As a persistent insurgency against the US occupation continued in the Sunni heartland of Iraq this summer, the world's attention was focused on the increasingly acrimonious negotiations over the text of a new Constitution. The failure of Shiite and Kurdish factions to find agreement with Sunni negotiators led to predictions of heightened support for the insurgency among the Sunni population and a determined campaign on their part to reject the Constitution in the October referendum. It would be reasonable to conclude from mainstream press accounts that opposition to the occupation is strong only in Sunni areas.
In fact, with the notable exception of the Kurdish population, support for the American military among Iraqis is virtually nonexistent two and a half years after the overthrow of Saddam Hussein's government. Before January's elections, polls taken by Sadoun Dulaimi (now the country's defense minister) indicated that 85 percent of Iraqis wanted a US withdrawal "as soon as possible." On a recent trip to the country, this journalist found that dissatisfaction with the occupation has, if anything, grown.
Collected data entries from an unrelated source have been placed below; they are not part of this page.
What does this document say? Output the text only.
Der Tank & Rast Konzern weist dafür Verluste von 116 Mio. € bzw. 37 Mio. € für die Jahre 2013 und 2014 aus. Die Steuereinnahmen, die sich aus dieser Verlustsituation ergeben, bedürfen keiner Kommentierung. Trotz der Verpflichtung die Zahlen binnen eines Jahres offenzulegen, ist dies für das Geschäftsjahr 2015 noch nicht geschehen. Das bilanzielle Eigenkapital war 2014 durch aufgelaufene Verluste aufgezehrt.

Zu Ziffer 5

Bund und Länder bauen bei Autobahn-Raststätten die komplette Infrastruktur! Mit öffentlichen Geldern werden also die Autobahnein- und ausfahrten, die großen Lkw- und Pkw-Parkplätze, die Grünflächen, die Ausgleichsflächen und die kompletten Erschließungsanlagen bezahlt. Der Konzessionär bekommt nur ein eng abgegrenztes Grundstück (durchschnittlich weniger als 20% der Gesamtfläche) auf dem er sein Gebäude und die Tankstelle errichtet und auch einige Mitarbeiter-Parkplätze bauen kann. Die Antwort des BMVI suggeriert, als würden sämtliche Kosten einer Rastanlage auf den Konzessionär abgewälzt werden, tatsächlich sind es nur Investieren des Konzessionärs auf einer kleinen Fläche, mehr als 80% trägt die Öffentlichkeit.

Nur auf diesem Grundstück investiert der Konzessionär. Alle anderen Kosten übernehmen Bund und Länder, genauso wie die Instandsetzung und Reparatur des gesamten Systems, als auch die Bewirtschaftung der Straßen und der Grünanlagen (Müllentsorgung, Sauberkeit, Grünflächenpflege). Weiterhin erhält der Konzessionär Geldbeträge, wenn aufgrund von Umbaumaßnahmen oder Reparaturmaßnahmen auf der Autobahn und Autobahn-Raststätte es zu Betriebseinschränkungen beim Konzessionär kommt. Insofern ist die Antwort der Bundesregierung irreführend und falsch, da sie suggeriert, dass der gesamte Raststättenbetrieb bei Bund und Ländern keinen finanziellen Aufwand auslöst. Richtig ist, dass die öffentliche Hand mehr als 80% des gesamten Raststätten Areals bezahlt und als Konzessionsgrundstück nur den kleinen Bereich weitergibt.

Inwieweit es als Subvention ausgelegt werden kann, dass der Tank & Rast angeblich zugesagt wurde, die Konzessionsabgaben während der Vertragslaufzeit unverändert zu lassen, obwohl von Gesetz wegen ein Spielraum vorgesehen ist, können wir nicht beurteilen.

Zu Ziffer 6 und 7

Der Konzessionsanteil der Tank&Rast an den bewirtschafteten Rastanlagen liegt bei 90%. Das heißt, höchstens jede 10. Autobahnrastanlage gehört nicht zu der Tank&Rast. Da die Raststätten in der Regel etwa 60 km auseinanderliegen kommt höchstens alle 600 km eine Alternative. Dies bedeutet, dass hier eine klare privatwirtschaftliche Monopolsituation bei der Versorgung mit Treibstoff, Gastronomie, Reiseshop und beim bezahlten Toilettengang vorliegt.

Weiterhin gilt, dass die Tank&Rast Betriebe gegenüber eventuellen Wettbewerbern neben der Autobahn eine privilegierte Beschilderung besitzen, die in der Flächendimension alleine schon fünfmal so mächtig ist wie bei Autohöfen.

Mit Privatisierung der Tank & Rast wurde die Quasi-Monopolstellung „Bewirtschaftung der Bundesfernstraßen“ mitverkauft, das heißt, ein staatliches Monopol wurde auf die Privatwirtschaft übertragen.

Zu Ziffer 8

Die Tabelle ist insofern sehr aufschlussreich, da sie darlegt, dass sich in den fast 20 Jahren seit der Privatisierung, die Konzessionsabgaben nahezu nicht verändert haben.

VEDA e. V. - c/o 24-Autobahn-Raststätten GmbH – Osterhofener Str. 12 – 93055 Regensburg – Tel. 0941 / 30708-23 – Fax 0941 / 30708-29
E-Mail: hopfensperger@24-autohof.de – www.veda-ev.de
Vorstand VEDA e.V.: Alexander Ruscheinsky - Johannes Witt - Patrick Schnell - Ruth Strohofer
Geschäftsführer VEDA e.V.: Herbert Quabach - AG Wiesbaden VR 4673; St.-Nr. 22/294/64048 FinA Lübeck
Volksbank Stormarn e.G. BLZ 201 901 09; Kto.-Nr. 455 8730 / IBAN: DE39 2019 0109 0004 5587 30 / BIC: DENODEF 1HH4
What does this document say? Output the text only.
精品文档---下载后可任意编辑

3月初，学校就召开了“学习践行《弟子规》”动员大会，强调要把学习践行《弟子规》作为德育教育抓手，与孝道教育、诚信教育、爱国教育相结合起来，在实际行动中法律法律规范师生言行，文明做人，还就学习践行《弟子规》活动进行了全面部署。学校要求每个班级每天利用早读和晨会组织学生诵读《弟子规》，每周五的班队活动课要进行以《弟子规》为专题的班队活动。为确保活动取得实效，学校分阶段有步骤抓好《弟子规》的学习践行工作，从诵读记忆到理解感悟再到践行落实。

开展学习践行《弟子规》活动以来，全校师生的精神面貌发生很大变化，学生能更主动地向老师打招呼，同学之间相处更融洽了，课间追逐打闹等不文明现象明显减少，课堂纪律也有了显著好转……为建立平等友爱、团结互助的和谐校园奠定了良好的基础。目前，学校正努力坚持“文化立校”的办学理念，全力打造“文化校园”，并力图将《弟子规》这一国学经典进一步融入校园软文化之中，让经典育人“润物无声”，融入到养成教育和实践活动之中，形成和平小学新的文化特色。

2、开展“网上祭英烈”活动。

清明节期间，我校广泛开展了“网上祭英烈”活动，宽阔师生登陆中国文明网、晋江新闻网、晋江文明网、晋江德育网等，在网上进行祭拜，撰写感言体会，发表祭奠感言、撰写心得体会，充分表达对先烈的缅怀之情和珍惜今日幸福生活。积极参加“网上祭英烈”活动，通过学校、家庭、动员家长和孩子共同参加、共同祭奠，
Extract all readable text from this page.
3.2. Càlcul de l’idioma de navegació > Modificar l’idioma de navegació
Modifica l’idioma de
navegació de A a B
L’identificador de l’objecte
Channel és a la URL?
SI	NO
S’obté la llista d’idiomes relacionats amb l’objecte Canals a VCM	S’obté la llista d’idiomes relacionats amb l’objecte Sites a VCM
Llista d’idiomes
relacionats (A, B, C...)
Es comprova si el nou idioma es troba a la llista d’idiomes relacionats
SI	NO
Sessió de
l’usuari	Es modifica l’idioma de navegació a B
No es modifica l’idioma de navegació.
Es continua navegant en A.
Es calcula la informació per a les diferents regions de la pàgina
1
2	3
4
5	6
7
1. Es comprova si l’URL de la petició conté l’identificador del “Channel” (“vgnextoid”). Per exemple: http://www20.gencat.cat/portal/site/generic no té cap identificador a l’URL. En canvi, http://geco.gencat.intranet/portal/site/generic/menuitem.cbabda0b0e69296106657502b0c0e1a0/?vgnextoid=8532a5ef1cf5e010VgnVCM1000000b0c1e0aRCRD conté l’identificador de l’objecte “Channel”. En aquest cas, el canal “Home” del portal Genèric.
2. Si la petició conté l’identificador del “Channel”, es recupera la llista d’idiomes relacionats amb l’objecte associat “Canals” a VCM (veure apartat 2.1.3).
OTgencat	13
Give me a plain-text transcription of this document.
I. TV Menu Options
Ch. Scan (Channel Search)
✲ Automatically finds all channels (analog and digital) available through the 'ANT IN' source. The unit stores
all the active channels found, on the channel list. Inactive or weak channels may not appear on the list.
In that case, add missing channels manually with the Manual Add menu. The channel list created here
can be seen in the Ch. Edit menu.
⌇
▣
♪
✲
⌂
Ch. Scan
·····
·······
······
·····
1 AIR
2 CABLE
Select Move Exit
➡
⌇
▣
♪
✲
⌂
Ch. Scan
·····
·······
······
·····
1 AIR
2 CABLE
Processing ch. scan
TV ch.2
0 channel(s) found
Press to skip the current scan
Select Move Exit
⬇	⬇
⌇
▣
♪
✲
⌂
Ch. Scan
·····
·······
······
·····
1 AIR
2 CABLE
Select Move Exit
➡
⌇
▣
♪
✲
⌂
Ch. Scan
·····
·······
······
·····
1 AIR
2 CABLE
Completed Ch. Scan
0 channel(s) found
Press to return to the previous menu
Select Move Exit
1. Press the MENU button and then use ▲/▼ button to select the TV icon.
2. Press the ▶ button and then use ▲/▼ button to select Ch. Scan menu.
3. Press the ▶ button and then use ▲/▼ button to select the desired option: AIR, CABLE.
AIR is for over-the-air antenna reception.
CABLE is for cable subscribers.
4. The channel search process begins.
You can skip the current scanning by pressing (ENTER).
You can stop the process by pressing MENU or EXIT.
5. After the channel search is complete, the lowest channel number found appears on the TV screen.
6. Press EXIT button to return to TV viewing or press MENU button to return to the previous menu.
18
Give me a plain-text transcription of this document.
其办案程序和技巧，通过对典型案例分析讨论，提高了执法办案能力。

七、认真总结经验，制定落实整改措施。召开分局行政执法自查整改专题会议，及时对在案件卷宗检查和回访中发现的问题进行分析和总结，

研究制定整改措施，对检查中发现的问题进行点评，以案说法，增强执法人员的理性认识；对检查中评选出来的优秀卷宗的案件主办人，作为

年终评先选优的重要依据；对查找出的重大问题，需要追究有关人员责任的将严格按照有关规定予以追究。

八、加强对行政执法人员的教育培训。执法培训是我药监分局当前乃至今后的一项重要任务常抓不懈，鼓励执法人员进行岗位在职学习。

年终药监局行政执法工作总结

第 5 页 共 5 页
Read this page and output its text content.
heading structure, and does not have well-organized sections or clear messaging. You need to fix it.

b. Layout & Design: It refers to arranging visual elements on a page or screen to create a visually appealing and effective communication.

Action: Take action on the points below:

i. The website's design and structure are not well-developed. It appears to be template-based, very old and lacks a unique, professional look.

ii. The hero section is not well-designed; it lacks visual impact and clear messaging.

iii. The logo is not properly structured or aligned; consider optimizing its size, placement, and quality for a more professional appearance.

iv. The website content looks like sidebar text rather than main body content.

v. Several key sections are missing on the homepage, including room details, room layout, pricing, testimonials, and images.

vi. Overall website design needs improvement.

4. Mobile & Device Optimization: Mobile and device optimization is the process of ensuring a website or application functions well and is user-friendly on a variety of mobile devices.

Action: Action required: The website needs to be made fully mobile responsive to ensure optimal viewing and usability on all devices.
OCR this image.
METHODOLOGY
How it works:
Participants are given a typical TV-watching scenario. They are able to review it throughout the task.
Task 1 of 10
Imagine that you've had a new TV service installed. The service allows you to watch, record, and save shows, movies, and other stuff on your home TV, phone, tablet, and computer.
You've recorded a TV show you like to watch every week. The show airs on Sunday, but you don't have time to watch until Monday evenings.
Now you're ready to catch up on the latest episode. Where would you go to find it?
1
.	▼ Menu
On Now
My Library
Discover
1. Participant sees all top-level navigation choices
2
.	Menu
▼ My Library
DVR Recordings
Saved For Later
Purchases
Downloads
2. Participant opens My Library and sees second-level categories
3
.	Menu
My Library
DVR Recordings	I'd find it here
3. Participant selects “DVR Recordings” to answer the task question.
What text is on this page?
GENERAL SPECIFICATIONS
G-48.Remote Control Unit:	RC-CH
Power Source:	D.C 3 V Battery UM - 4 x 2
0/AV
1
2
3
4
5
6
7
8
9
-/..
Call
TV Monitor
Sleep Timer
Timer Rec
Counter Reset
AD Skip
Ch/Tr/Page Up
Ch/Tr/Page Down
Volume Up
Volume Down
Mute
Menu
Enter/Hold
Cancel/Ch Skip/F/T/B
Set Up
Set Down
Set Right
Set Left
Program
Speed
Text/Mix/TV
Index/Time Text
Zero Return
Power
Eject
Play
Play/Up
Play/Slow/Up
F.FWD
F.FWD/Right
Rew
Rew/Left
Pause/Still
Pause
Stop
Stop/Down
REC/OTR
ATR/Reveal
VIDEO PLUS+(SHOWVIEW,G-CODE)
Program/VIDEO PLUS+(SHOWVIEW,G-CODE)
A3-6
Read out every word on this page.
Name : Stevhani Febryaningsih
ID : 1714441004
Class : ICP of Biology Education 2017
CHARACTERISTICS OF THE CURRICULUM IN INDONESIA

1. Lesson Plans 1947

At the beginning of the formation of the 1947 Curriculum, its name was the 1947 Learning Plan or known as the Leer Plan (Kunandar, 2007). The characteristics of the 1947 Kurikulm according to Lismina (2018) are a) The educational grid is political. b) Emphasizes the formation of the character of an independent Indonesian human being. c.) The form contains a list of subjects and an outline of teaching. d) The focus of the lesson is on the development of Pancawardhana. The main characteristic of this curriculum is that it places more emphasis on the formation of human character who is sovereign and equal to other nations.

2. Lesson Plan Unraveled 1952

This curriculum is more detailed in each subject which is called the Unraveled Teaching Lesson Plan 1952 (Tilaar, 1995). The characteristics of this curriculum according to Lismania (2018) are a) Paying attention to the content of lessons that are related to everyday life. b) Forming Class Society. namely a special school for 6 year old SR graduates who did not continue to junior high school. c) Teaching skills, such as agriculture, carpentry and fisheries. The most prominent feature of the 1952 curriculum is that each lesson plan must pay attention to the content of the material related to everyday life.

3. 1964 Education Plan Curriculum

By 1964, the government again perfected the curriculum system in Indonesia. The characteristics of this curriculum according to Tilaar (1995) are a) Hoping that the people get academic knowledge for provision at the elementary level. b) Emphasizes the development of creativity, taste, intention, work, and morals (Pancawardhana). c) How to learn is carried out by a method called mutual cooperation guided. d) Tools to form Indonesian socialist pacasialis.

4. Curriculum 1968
There are a litany of reasons for this, from the postinvasion looting that occurred as US soldiers sat idle, to the abuses in Abu Ghraib prison, to the flattening of Falluja and the ongoing operations along the Euphrates River in the western part of Iraq, which inflict widespread destruction and casualties among the local population while failing to remove resistance fighters. Added to this is the frustrating lack of improvement in basic services like water and electricity and the fact that wherever US troops patrol, insurgent attacks and civilian loss of life are sure to follow.